The need of the hour is for the Government to think about how to practically ensure the right to abortion for women and fulfill its duty under Article 51 A(e) of the Constitution which deals with renouncing practices that are derogatory to the dignity of women.
Abhinav Mehrotra, Assistant Professor, Jindal Global Law School, O.P. Jindal Global University, Sonipat, Haryana, India.
Amit Upadhyay, Associate Professor, Jindal Global Law School, O.P. Jindal Global University, Sonipat, Haryana, India.
As per the recent judgment of the Supreme Court in the case of X. v. The Principal Secretary, Health and Family Welfare Department, Government of National Capital Territory of Delhi and Another, the court held that all women, irrespective of their marital status and gender identity such those that do not identify as cis-gender women, possess an equal right to abortion.
There is a need to understand the right to abortion as a human right. The question that arises is, how to implement the equal right recognised by the Supreme Court in cases involving heinous crimes like rape, or foetal impairment, and based on specific situations based on social and economic discrimination suffered by the women and in general based on personal choice?
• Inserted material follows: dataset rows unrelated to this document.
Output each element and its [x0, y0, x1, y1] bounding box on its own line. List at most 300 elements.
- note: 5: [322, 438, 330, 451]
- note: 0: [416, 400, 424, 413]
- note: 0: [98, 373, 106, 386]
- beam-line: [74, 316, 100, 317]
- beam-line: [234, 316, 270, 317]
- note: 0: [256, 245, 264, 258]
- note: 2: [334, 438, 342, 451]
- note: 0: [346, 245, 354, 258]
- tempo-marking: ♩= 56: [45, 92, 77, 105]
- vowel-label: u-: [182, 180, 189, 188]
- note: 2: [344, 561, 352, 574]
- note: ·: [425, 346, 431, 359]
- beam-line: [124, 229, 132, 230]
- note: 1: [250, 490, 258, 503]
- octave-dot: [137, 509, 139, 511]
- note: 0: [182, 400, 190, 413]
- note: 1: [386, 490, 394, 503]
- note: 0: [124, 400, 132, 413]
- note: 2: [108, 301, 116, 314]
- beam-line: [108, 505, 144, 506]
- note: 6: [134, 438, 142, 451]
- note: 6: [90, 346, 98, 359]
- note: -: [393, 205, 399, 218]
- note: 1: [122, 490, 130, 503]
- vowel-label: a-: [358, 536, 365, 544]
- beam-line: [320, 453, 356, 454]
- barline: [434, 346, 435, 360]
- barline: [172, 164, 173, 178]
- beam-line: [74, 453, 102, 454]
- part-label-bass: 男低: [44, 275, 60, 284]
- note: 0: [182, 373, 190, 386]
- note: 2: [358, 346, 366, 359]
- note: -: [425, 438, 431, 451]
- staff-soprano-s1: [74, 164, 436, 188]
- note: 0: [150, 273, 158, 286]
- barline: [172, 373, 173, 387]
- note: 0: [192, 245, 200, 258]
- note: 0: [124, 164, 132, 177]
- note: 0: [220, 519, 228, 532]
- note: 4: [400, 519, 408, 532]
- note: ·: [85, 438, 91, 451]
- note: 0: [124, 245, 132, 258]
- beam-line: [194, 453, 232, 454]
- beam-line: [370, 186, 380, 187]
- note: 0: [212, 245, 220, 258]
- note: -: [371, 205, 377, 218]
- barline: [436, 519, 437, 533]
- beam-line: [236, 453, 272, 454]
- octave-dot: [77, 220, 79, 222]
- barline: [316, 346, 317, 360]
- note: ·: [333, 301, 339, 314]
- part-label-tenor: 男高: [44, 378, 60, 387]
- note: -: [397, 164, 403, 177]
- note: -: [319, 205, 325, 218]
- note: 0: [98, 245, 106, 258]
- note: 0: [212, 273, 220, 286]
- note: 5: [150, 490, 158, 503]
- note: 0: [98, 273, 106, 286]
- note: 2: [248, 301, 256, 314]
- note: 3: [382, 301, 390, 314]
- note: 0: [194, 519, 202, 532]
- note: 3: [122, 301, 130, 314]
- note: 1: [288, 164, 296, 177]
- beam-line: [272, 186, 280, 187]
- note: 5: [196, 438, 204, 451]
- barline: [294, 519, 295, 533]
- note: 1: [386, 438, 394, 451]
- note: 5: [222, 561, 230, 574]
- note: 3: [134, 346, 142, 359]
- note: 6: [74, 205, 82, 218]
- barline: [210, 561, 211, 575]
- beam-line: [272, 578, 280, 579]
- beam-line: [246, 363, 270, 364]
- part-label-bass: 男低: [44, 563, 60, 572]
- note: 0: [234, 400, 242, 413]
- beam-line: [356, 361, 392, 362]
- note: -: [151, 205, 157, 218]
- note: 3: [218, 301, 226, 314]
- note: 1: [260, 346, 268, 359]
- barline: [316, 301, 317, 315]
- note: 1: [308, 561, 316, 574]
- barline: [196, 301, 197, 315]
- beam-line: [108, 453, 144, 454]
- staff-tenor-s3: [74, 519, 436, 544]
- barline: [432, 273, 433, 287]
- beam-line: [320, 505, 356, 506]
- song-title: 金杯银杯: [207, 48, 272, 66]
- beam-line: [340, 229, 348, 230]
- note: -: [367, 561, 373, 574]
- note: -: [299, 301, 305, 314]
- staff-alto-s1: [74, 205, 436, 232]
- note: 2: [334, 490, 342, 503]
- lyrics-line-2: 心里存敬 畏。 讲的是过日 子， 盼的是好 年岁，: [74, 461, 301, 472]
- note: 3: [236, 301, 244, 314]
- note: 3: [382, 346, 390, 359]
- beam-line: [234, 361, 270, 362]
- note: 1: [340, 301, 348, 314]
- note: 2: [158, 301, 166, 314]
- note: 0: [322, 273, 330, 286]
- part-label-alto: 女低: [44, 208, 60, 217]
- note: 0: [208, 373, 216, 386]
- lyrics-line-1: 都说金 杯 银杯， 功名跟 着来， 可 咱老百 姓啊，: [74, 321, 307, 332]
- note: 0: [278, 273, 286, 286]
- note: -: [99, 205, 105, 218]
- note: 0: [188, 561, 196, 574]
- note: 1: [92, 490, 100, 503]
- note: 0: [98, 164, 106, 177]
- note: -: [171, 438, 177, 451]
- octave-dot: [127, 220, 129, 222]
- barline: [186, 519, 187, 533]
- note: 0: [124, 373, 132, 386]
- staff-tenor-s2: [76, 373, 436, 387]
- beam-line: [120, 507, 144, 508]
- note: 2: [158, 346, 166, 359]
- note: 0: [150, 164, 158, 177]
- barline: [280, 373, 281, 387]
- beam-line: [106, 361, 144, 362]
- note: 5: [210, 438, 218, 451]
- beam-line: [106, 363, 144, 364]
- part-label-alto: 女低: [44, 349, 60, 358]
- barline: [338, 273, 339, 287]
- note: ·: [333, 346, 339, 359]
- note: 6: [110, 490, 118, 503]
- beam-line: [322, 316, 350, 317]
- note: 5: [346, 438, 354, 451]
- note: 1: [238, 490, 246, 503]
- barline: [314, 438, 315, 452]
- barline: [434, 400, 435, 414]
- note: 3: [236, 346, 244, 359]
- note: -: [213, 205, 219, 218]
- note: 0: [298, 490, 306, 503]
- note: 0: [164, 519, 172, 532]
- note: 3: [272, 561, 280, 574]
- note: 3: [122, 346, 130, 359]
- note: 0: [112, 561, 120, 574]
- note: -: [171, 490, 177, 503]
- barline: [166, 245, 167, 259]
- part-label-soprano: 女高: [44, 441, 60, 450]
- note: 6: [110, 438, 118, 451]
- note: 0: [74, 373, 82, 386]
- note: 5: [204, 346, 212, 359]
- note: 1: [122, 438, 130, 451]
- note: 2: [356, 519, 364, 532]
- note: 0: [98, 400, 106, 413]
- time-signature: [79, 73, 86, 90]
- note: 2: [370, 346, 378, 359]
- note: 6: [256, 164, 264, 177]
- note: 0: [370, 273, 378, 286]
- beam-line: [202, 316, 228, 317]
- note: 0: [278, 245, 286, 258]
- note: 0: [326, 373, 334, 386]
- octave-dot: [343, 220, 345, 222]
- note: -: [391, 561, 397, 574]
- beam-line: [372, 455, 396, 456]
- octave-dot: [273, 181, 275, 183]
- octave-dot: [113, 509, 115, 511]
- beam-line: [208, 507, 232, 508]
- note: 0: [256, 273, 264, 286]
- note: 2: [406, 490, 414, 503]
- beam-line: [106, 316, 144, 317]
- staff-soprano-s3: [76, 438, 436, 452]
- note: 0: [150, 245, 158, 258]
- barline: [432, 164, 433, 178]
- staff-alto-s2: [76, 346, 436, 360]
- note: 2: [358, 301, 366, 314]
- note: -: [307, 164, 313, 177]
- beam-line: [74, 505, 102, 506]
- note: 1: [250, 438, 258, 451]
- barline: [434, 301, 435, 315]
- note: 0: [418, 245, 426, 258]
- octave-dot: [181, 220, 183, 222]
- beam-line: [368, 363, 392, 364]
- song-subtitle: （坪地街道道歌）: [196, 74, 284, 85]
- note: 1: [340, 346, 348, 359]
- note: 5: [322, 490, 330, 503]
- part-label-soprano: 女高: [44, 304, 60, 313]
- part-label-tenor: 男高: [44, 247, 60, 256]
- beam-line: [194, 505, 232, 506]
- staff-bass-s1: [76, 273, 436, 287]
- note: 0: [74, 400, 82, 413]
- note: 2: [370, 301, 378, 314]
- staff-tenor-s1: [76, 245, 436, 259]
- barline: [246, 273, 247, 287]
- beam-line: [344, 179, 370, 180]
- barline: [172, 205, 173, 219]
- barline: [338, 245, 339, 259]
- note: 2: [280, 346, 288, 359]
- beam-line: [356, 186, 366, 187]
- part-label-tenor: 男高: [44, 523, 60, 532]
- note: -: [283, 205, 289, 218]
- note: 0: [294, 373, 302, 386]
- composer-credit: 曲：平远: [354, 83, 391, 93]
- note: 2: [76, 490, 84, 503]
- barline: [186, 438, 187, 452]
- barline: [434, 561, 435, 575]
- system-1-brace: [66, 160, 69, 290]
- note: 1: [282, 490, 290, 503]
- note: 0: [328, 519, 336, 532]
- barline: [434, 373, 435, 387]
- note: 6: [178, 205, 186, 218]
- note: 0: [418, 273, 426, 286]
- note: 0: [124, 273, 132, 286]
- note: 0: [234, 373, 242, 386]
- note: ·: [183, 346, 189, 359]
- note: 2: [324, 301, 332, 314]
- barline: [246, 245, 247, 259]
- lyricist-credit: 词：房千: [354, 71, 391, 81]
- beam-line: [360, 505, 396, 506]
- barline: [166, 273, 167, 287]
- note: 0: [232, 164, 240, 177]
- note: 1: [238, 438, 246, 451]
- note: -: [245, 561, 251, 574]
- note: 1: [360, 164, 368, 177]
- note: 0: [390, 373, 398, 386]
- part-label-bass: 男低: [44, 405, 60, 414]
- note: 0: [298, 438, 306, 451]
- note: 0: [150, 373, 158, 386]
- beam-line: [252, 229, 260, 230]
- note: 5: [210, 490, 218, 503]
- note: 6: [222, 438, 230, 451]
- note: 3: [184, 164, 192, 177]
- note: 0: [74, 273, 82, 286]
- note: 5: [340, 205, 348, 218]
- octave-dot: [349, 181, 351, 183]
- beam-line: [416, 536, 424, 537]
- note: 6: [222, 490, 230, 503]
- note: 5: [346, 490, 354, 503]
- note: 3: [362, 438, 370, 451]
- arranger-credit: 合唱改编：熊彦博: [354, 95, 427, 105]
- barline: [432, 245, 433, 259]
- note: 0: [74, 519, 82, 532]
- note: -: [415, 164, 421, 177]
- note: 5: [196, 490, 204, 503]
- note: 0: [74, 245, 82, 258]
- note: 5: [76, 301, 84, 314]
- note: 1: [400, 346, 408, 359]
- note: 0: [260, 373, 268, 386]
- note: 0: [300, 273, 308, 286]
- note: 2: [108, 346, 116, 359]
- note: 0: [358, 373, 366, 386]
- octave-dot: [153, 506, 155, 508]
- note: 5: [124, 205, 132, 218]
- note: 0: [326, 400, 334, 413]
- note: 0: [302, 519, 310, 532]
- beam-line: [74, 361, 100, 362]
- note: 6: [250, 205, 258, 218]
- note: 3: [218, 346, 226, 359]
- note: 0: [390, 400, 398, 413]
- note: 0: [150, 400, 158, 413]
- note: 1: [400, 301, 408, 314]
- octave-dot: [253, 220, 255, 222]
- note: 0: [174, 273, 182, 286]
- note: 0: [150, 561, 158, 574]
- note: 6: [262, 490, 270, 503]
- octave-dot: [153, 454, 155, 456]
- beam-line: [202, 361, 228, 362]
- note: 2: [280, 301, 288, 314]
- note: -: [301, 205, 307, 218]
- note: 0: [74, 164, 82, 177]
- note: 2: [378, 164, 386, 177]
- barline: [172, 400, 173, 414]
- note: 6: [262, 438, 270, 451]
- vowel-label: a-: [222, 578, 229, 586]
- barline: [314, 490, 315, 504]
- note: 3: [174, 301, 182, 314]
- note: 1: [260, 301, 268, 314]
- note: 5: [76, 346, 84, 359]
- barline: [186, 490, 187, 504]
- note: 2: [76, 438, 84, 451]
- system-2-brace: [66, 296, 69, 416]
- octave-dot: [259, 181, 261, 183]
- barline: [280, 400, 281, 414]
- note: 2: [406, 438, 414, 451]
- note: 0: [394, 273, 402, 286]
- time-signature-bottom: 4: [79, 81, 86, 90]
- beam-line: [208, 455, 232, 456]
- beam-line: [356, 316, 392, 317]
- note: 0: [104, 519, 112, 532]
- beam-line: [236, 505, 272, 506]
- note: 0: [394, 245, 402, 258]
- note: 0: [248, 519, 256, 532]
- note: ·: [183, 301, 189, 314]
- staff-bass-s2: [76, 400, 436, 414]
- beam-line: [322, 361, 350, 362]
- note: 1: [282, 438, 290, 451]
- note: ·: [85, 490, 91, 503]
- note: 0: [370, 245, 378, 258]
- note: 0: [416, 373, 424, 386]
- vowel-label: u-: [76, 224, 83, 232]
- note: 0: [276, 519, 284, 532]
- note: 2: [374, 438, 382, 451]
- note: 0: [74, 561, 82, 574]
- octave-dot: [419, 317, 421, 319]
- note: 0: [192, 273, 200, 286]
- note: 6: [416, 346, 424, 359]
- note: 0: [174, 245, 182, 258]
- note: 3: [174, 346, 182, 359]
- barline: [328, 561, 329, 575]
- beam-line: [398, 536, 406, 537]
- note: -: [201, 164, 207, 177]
What constitutes the existing standards at the regional and international levels supporting the women’s human right to abortion along with the possible way forward regarding the state procedural obligations, particularly with respect to women’s right to access abortion? The right to abortion traces its basis substantially to the right to be free from cruel, inhuman, and degrading treatment recognised under International Covenant on Civil and Political Rights (ICCPR).
However, the promotion of women’s reproductive rights gained momentum at the International Conference on Population and Development (ICPD), held in 1994 in Cairo, Egypt, and then in 1995, when the Fourth World Conference on Women took place in Beijing, China.